PN: Dr. Traktman, are you planning to continue your research at MUSC?

PT: Absolutely. Fifty percent of my time will be my research and I am bringing three NIH grants to MUSC. A major focus of my lab is the analysis of the life cycle of vaccinia virus, which was the vaccine used to eradicate smallpox. Vaccinia is a complicated virus that’s an excellent model system for many of the processes that are essential for the replication of human cells. We are seeking to understand all of the steps from when the virus comes in to the birth of a thousand viruses 12 hours later. These processes are illustrative of all the things that human cells do every day. At the heart of that is DNA replication. Our work also has implications for the development of antiviral therapeutics. Poxviruses are emerging as important for oncolytic therapy. So, if you are going to put these viruses in people to eradicate tumors, you had better be buttoned up about knowing every aspect of this virus so that if something goes wrong you are able to combat the virus.

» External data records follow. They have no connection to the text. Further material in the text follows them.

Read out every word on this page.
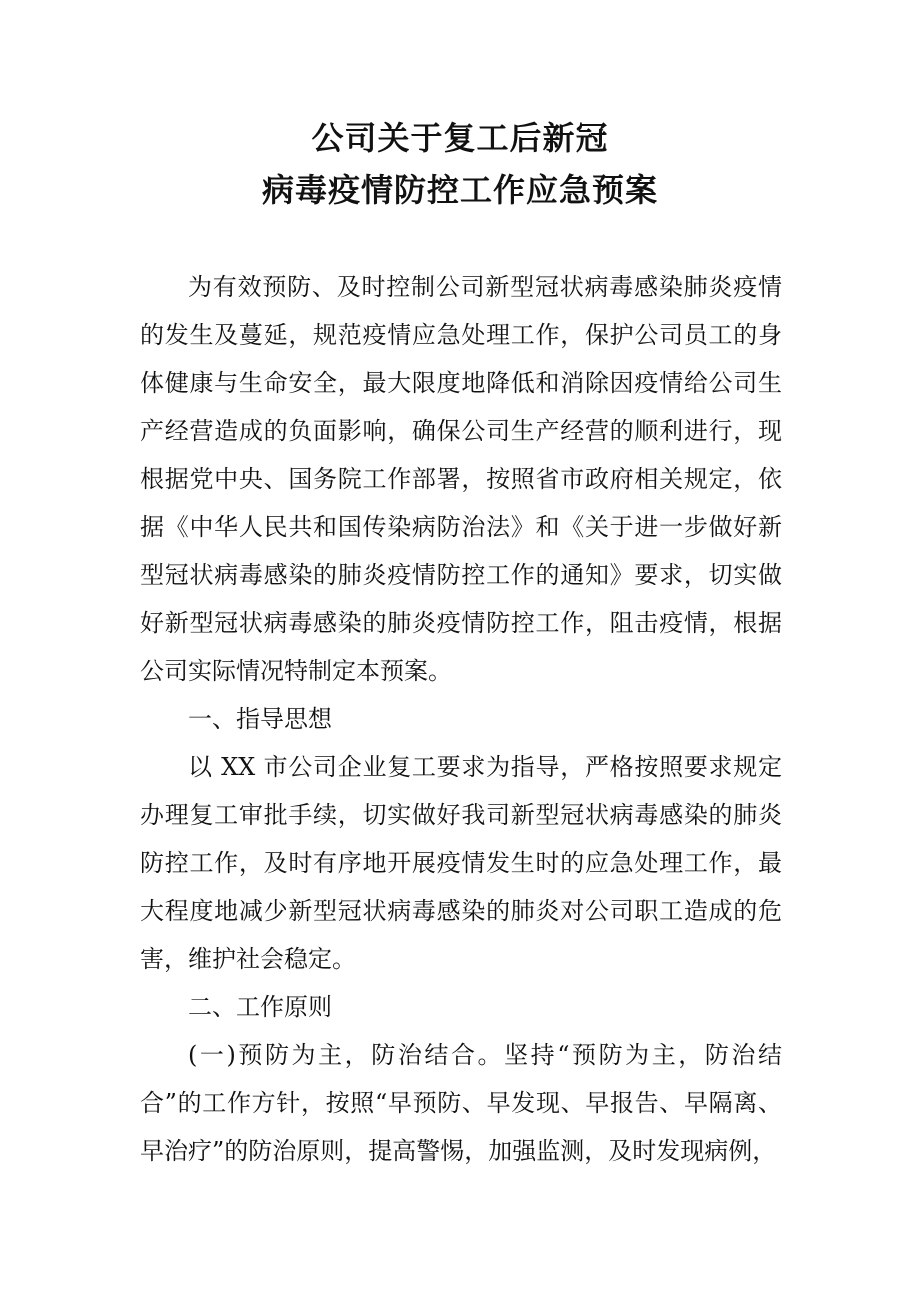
公司关于复工后新冠
病毒疫情防控工作应急预案

为有效预防、及时控制公司新型冠状病毒感染肺炎疫情的发生及蔓延，规范疫情应急处理工作，保护公司员工的身体健康与生命安全，最大限度地降低和消除因疫情给公司生产经营造成的负面影响，确保公司生产经营的顺利进行，现根据党中央、国务院工作部署，按照省市政府相关规定，依据《中华人民共和国传染病防治法》和《关于进一步做好新型冠状病毒感染的肺炎疫情防控工作的通知》要求，切实做好新型冠状病毒感染的肺炎疫情防控工作，阻击疫情，根据公司实际情况特制定本预案。

一、指导思想

以 XX 市公司企业复工要求为指导，严格按照要求规定办理复工审批手续，切实做好我司新型冠状病毒感染的肺炎防控工作，及时有序地开展疫情发生时的应急处理工作，最大程度地减少新型冠状病毒感染的肺炎对公司职工造成的危害，维护社会稳定。

二、工作原则

(一)预防为主，防治结合。坚持“预防为主，防治结合”的工作方针，按照“早预防、早发现、早报告、早隔离、早治疗”的防治原则，提高警惕，加强监测，及时发现病例，
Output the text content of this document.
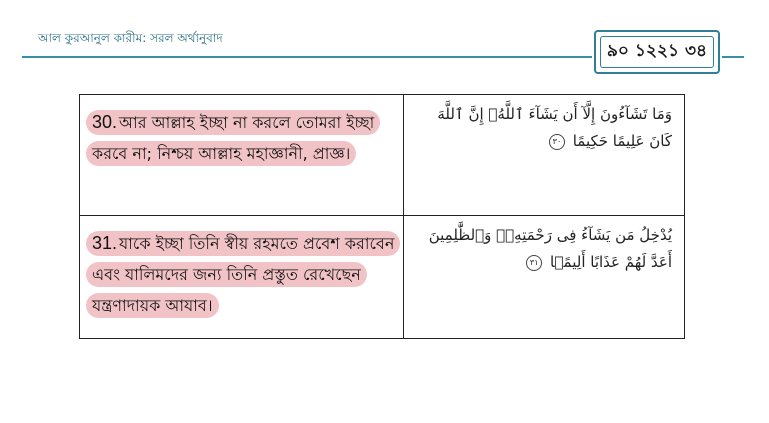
আল কুরআনুল কারীম: সরল অর্থানুবাদ
৯০ ১২২১ ৩৪
30. আর আল্লাহ ইচ্ছা না করলে তোমরা ইচ্ছা করবে না; নিশ্চয় আল্লাহ মহাজ্ঞানী, প্রাজ্ঞ।	وَمَا تَشَآءُونَ إِلَّآ أَن يَشَآءَ ٱللَّهُۚ إِنَّ ٱللَّهَ كَانَ عَلِيمًا حَكِيمًا ٣٠

31. যাকে ইচ্ছা তিনি স্বীয় রহমতে প্রবেশ করাবেন এবং যালিমদের জন্য তিনি প্রস্তুত রেখেছেন যন্ত্রণাদায়ক আযাব।	يُدْخِلُ مَن يَشَآءُ فِى رَحْمَتِهِۦۚ وَٱلظَّٰلِمِينَ أَعَدَّ لَهُمْ عَذَابًا أَلِيمًۢا ٣١
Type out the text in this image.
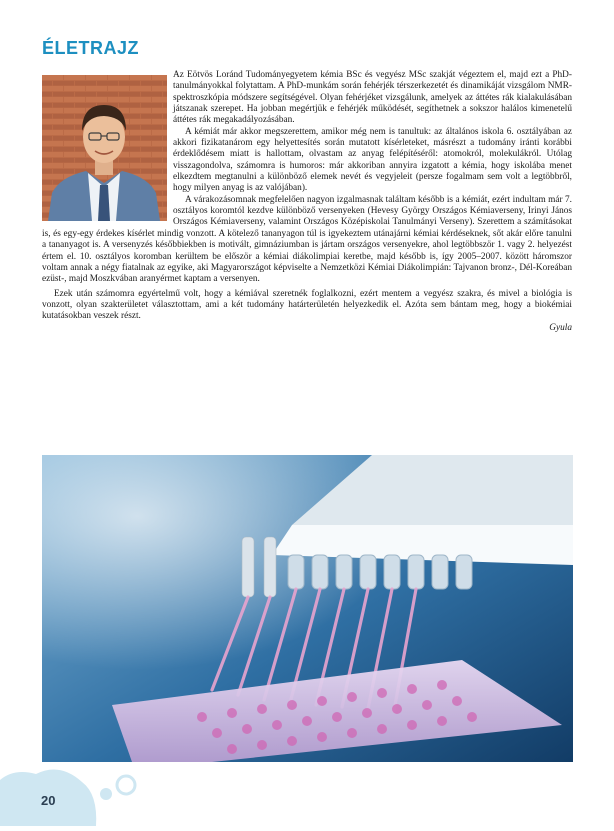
ÉLETRAJZ

Az Eötvös Loránd Tudományegyetem kémia BSc és vegyész MSc szakját végeztem el, majd ezt a PhD-tanulmányokkal folytattam. A PhD-munkám során fehérjék térszerkezetét és dinamikáját vizsgálom NMR-spektroszkópia módszere segítségével. Olyan fehérjéket vizsgálunk, amelyek az áttétes rák kialakulásában játszanak szerepet. Ha jobban megértjük e fehérjék működését, segíthetnek a sokszor halálos kimenetelű áttétes rák megakadályozásában.

A kémiát már akkor megszerettem, amikor még nem is tanultuk: az általános iskola 6. osztályában az akkori fizikatanárom egy helyettesítés során mutatott kísérleteket, másrészt a tudomány iránti korábbi érdeklődésem miatt is hallottam, olvastam az anyag felépítéséről: atomokról, molekulákról. Utólag visszagondolva, számomra is humoros: már akkoriban annyira izgatott a kémia, hogy iskolába menet elkezdtem megtanulni a különböző elemek nevét és vegyjeleit (persze fogalmam sem volt a legtöbbről, hogy milyen anyag is az valójában).

A várakozásomnak megfelelően nagyon izgalmasnak találtam később is a kémiát, ezért indultam már 7. osztályos koromtól kezdve különböző versenyeken (Hevesy György Országos Kémiaverseny, Irinyi János Országos Kémiaverseny, valamint Országos Középiskolai Tanulmányi Verseny). Szerettem a számításokat is, és egy-egy érdekes kísérlet mindig vonzott. A kötelező tananyagon túl is igyekeztem utánajárni kémiai kérdéseknek, sőt akár előre tanulni a tananyagot is. A versenyzés későbbiekben is motivált, gimnáziumban is jártam országos versenyekre, ahol legtöbbször 1. vagy 2. helyezést értem el. 10. osztályos koromban kerültem be először a kémiai diákolimpiai keretbe, majd később is, így 2005–2007. között háromszor voltam annak a négy fiatalnak az egyike, aki Magyarországot képviselte a Nemzetközi Kémiai Diákolimpián: Tajvanon bronz-, Dél-Koreában ezüst-, majd Moszkvában aranyérmet kaptam a versenyen.

Ezek után számomra egyértelmű volt, hogy a kémiával szeretnék foglalkozni, ezért mentem a vegyész szakra, és mivel a biológia is vonzott, olyan szakterületet választottam, ami a két tudomány határterületén helyezkedik el. Azóta sem bántam meg, hogy a biokémiai kutatásokban veszek részt.

Gyula

20
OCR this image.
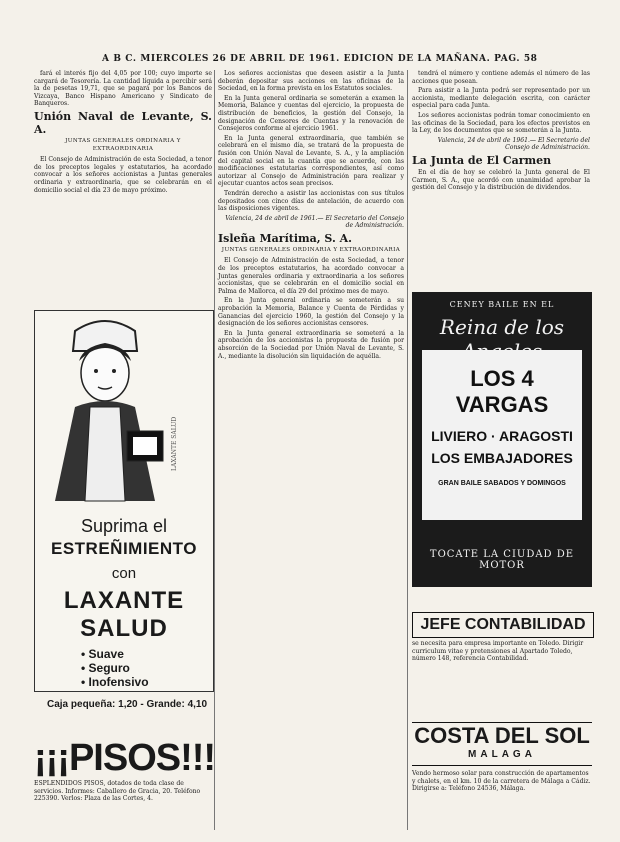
A B C. MIERCOLES 26 DE ABRIL DE 1961. EDICION DE LA MAÑANA. PAG. 58

fará el interés fijo del 4,05 por 100; cuyo importe se cargará de Tesorería. La cantidad líquida a percibir será la de pesetas 19,71, que se pagará por los Bancos de Vizcaya, Banco Hispano Americano y Sindicato de Banqueros.

Unión Naval de Levante, S. A.

JUNTAS GENERALES ORDINARIA Y EXTRAORDINARIA

El Consejo de Administración de esta Sociedad, a tenor de los preceptos legales y estatutarios, ha acordado convocar a los señores accionistas a Juntas generales ordinaria y extraordinaria, que se celebrarán en el domicilio social el día 23 de mayo próximo.

LAXANTE SALUD
Suprima el
ESTREÑIMIENTO
con
LAXANTE
SALUD
• Suave
• Seguro
• Inofensivo
Caja pequeña: 1,20 - Grande: 4,10
¡¡¡PISOS!!!
ESPLENDIDOS PISOS, dotados de toda clase de servicios. Informes: Caballero de Gracia, 20. Teléfono 225390. Verlos: Plaza de las Cortes, 4.

Los señores accionistas que deseen asistir a la Junta deberán depositar sus acciones en las oficinas de la Sociedad, en la forma prevista en los Estatutos sociales.

En la Junta general ordinaria se someterán a examen la Memoria, Balance y cuentas del ejercicio, la propuesta de distribución de beneficios, la gestión del Consejo, la designación de Censores de Cuentas y la renovación de Consejeros conforme al ejercicio 1961.

En la Junta general extraordinaria, que también se celebrará en el mismo día, se tratará de la propuesta de fusión con Unión Naval de Levante, S. A., y la ampliación del capital social en la cuantía que se acuerde, con las modificaciones estatutarias correspondientes, así como autorizar al Consejo de Administración para realizar y ejecutar cuantos actos sean precisos.

Tendrán derecho a asistir las accionistas con sus títulos depositados con cinco días de antelación, de acuerdo con las disposiciones vigentes.

Valencia, 24 de abril de 1961.— El Secretario del Consejo de Administración.

Isleña Marítima, S. A.

JUNTAS GENERALES ORDINARIA Y EXTRAORDINARIA

El Consejo de Administración de esta Sociedad, a tenor de los preceptos estatutarios, ha acordado convocar a Juntas generales ordinaria y extraordinaria a los señores accionistas, que se celebrarán en el domicilio social en Palma de Mallorca, el día 29 del próximo mes de mayo.

En la Junta general ordinaria se someterán a su aprobación la Memoria, Balance y Cuenta de Pérdidas y Ganancias del ejercicio 1960, la gestión del Consejo y la designación de los señores accionistas censores.

En la Junta general extraordinaria se someterá a la aprobación de los accionistas la propuesta de fusión por absorción de la Sociedad por Unión Naval de Levante, S. A., mediante la disolución sin liquidación de aquélla.

tendrá el número y contiene además el número de las acciones que posean.

Para asistir a la Junta podrá ser representado por un accionista, mediante delegación escrita, con carácter especial para cada Junta.

Los señores accionistas podrán tomar conocimiento en las oficinas de la Sociedad, para los efectos previstos en la Ley, de los documentos que se someterán a la Junta.

Valencia, 24 de abril de 1961.— El Secretario del Consejo de Administración.

La Junta de El Carmen

En el día de hoy se celebró la Junta general de El Carmen, S. A., que acordó con unanimidad aprobar la gestión del Consejo y la distribución de dividendos.

CENEY BAILE EN EL
Reina de los
LOS 4 VARGAS
LIVIERO · ARAGOSTI
LOS EMBAJADORES
GRAN BAILE SABADOS Y DOMINGOS
TOCATE LA CIUDAD DE MOTOR
JEFE CONTABILIDAD
se necesita para empresa importante en Toledo. Dirigir curriculum vitae y pretensiones al Apartado Toledo, número 148, referencia Contabilidad.
COSTA DEL SOL
MALAGA
Vendo hermoso solar para construcción de apartamentos y chalets, en el km. 10 de la carretera de Málaga a Cádiz. Dirigirse a: Teléfono 24536, Málaga.
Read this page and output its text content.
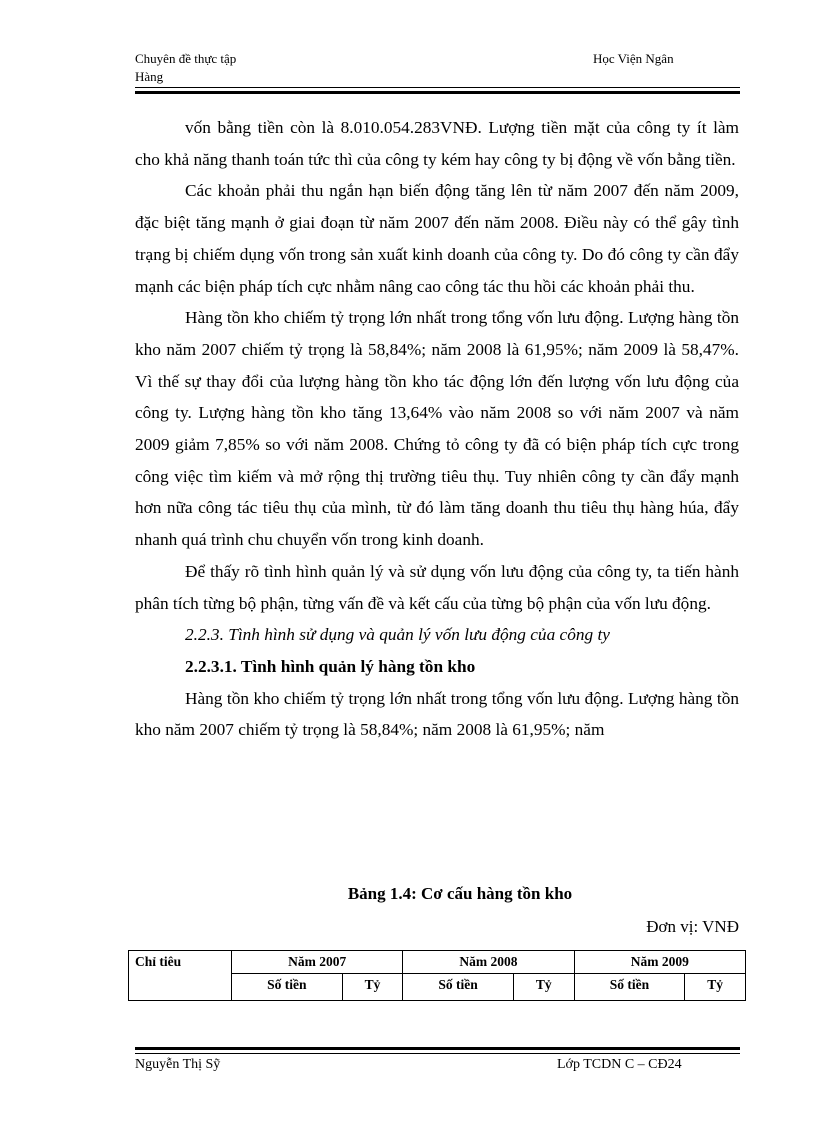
Chuyên đề thực tập
Hàng
Học Viện Ngân

vốn bằng tiền còn là 8.010.054.283VNĐ. Lượng tiền mặt của công ty ít làm cho khả năng thanh toán tức thì của công ty kém hay công ty bị động về vốn bằng tiền.

Các khoản phải thu ngắn hạn biến động tăng lên từ năm 2007 đến năm 2009, đặc biệt tăng mạnh ở giai đoạn từ năm 2007 đến năm 2008. Điều này có thể gây tình trạng bị chiếm dụng vốn trong sản xuất kinh doanh của công ty. Do đó công ty cần đẩy mạnh các biện pháp tích cực nhằm nâng cao công tác thu hồi các khoản phải thu.

Hàng tồn kho chiếm tỷ trọng lớn nhất trong tổng vốn lưu động. Lượng hàng tồn kho năm 2007 chiếm tỷ trọng là 58,84%; năm 2008 là 61,95%; năm 2009 là 58,47%. Vì thế sự thay đổi của lượng hàng tồn kho tác động lớn đến lượng vốn lưu động của công ty. Lượng hàng tồn kho tăng 13,64% vào năm 2008 so với năm 2007 và năm 2009 giảm 7,85% so với năm 2008. Chứng tỏ công ty đã có biện pháp tích cực trong công việc tìm kiếm và mở rộng thị trường tiêu thụ. Tuy nhiên công ty cần đẩy mạnh hơn nữa công tác tiêu thụ của mình, từ đó làm tăng doanh thu tiêu thụ hàng húa, đẩy nhanh quá trình chu chuyển vốn trong kinh doanh.

Để thấy rõ tình hình quản lý và sử dụng vốn lưu động của công ty, ta tiến hành phân tích từng bộ phận, từng vấn đề và kết cấu của từng bộ phận của vốn lưu động.

2.2.3. Tình hình sử dụng và quản lý vốn lưu động của công ty

2.2.3.1. Tình hình quản lý hàng tồn kho

Hàng tồn kho chiếm tỷ trọng lớn nhất trong tổng vốn lưu động. Lượng hàng tồn kho năm 2007 chiếm tỷ trọng là 58,84%; năm 2008 là 61,95%; năm

Bảng 1.4: Cơ cấu hàng tồn kho
Đơn vị: VNĐ
Chỉ tiêu	Năm 2007		Năm 2008		Năm 2009	
	Số tiền	Tỷ	Số tiền	Tỷ	Số tiền	Tỷ
Nguyễn Thị Sỹ	Lớp TCDN C – CĐ24
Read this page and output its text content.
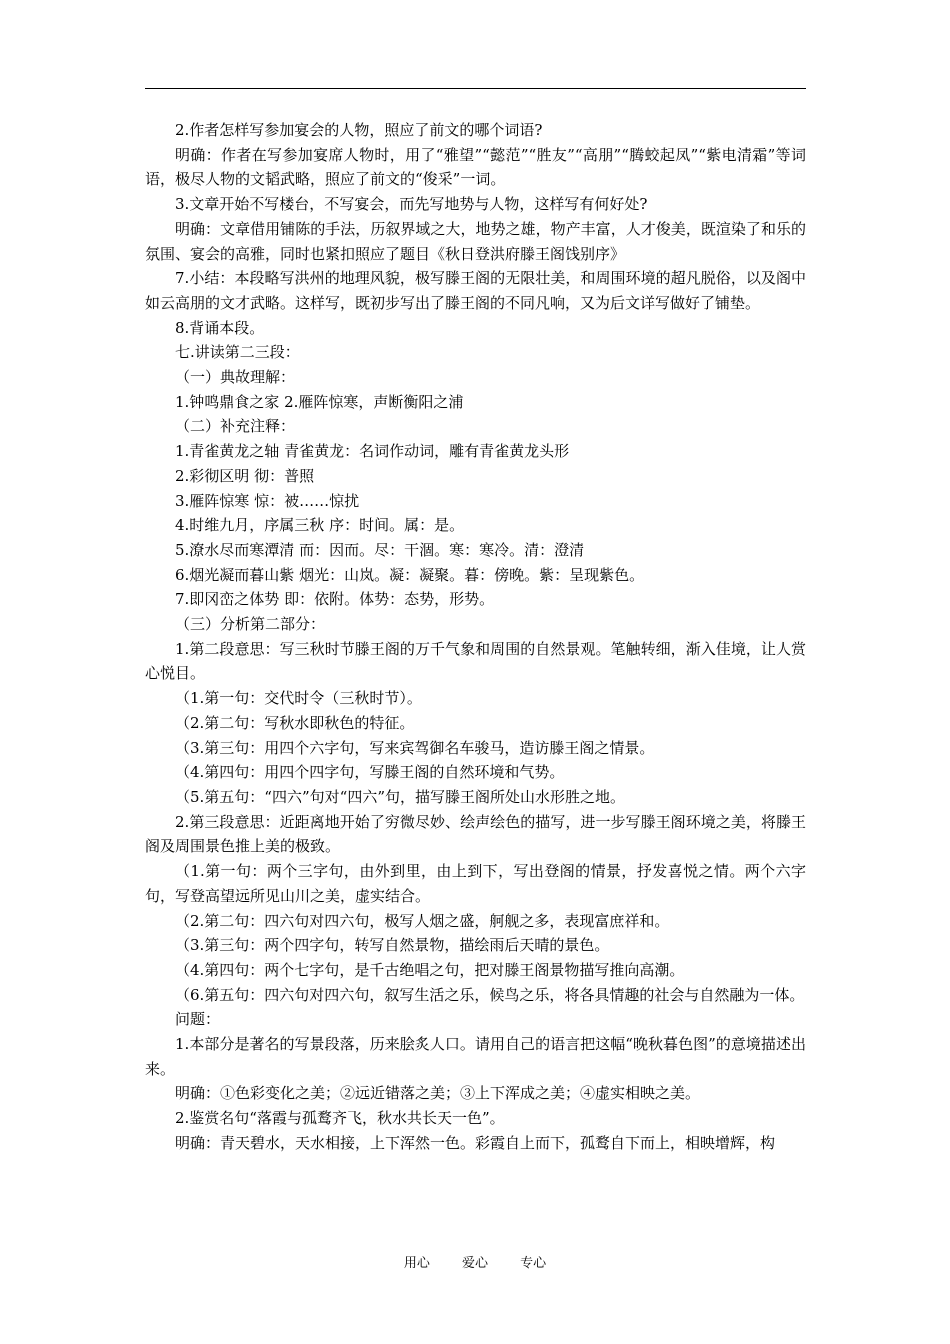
2.作者怎样写参加宴会的人物，照应了前文的哪个词语?

明确：作者在写参加宴席人物时，用了“雅望”“懿范”“胜友”“高朋”“腾蛟起凤”“紫电清霜”等词语，极尽人物的文韬武略，照应了前文的“俊采”一词。

3.文章开始不写楼台，不写宴会，而先写地势与人物，这样写有何好处?

明确：文章借用铺陈的手法，历叙界域之大，地势之雄，物产丰富，人才俊美，既渲染了和乐的氛围、宴会的高雅，同时也紧扣照应了题目《秋日登洪府滕王阁饯别序》

7.小结：本段略写洪州的地理风貌，极写滕王阁的无限壮美，和周围环境的超凡脱俗，以及阁中如云高朋的文才武略。这样写，既初步写出了滕王阁的不同凡响，又为后文详写做好了铺垫。

8.背诵本段。

七.讲读第二三段：

（一）典故理解：

1.钟鸣鼎食之家 2.雁阵惊寒，声断衡阳之浦

（二）补充注释：

1.青雀黄龙之轴 青雀黄龙：名词作动词，雕有青雀黄龙头形

2.彩彻区明 彻：普照

3.雁阵惊寒 惊：被……惊扰

4.时维九月，序属三秋 序：时间。属：是。

5.潦水尽而寒潭清 而：因而。尽：干涸。寒：寒冷。清：澄清

6.烟光凝而暮山紫 烟光：山岚。凝：凝聚。暮：傍晚。紫：呈现紫色。

7.即冈峦之体势 即：依附。体势：态势，形势。

（三）分析第二部分：

1.第二段意思：写三秋时节滕王阁的万千气象和周围的自然景观。笔触转细，渐入佳境，让人赏心悦目。

（1.第一句：交代时令（三秋时节）。

（2.第二句：写秋水即秋色的特征。

（3.第三句：用四个六字句，写来宾驾御名车骏马，造访滕王阁之情景。

（4.第四句：用四个四字句，写滕王阁的自然环境和气势。

（5.第五句：“四六”句对“四六”句，描写滕王阁所处山水形胜之地。

2.第三段意思：近距离地开始了穷微尽妙、绘声绘色的描写，进一步写滕王阁环境之美，将滕王阁及周围景色推上美的极致。

（1.第一句：两个三字句，由外到里，由上到下，写出登阁的情景，抒发喜悦之情。两个六字句，写登高望远所见山川之美，虚实结合。

（2.第二句：四六句对四六句，极写人烟之盛，舸舰之多，表现富庶祥和。

（3.第三句：两个四字句，转写自然景物，描绘雨后天晴的景色。

（4.第四句：两个七字句，是千古绝唱之句，把对滕王阁景物描写推向高潮。

（6.第五句：四六句对四六句，叙写生活之乐，候鸟之乐，将各具情趣的社会与自然融为一体。

问题：

1.本部分是著名的写景段落，历来脍炙人口。请用自己的语言把这幅“晚秋暮色图”的意境描述出来。

明确：①色彩变化之美；②远近错落之美；③上下浑成之美；④虚实相映之美。

2.鉴赏名句“落霞与孤鹜齐飞，秋水共长天一色”。

明确：青天碧水，天水相接，上下浑然一色。彩霞自上而下，孤鹜自下而上，相映增辉，构

用心 爱心 专心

A second area of work in our lab concerns a cellular enzyme that when overexpressed is associated with cancer and when deficient can impair fertility. I’m looking forward to expanding this project here. MUSC is a great institution for taking basic research to the clinics. With a Clinical and Translational Science Award that has created your South Carolina Clinical and Translational Research Institute, Hollings Cancer Center, a strong drug discovery initiative, and the MSTP programs, MUSC will be a prime location for taking the lessons from research and translating them into the care of patients tomorrow.